Dit wil je weten: Nederland in ideeën
Dit bericht is onderdeel van de online tentoonstelling Nederland in ideeën (zie
www.nederlandinideeen.nl), waarin 93 wetenschappers, ondernemers en
kunstenaars antwoord geven op één vraag van Paulien Cornelisse:‘Welk inzicht
uit je vakgebied kan anderen helpen in het dagelijks leven?’

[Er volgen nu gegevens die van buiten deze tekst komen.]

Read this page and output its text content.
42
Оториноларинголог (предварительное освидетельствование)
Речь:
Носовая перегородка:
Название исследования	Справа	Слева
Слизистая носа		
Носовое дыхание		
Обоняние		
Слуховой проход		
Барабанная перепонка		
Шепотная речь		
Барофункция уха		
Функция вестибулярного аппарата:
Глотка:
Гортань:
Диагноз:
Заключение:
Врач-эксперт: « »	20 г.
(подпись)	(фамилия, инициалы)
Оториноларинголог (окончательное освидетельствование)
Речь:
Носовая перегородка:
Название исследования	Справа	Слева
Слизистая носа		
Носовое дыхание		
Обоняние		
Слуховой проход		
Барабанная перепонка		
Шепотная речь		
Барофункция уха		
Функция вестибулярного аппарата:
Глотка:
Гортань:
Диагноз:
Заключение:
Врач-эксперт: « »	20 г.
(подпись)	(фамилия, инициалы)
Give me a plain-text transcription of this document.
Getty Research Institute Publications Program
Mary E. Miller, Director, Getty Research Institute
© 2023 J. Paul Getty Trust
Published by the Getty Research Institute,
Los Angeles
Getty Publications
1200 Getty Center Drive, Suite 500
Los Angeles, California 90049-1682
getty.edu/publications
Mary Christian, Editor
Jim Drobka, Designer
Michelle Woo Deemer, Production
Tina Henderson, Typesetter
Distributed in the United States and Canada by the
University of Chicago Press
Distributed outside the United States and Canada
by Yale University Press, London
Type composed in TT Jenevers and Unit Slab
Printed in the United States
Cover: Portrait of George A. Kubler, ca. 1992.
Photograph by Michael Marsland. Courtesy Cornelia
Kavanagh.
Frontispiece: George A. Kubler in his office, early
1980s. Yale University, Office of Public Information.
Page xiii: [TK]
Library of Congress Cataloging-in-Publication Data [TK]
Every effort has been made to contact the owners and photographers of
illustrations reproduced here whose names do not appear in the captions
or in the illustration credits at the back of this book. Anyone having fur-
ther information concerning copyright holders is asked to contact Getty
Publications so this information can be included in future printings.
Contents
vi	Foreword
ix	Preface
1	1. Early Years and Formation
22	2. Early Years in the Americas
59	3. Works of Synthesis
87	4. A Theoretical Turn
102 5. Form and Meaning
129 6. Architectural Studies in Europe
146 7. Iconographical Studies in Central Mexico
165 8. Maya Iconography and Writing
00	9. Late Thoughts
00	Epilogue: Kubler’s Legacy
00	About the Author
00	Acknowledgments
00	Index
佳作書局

Het boek “Dit wil je weten” (samenstellers Mark Geels en Tim van Opijnen) met
de antwoorden op deze vraag is verschenen bij Maven Publishing. Meer over het
boek op de site van de uitgever.
Onwetendheid
Jan-Willem Romeijn
Website
Het kan zomaar gebeuren: wanneer je iemand de hand schudt, wanneer je je fiets
op slot zet, wanneer je halverwege een zin bent. En dan ineens sta je daar:
onthand, ontheemd, beduusd. Wat sta je nou te doen? Wat is dit?
Het zijn wat mij betreft nuttige momenten. Meestal bieden wij de wereld het
hoofd vanuit de overtuiging dat die wereld gewoon zus of zo is. Uiteraard
beschikken we niet over alle informatie. We zien altijd wel witte vlekken op de
kaart. Op die plaatsen vullen we ons beeld van de wereld met vermoedens aan.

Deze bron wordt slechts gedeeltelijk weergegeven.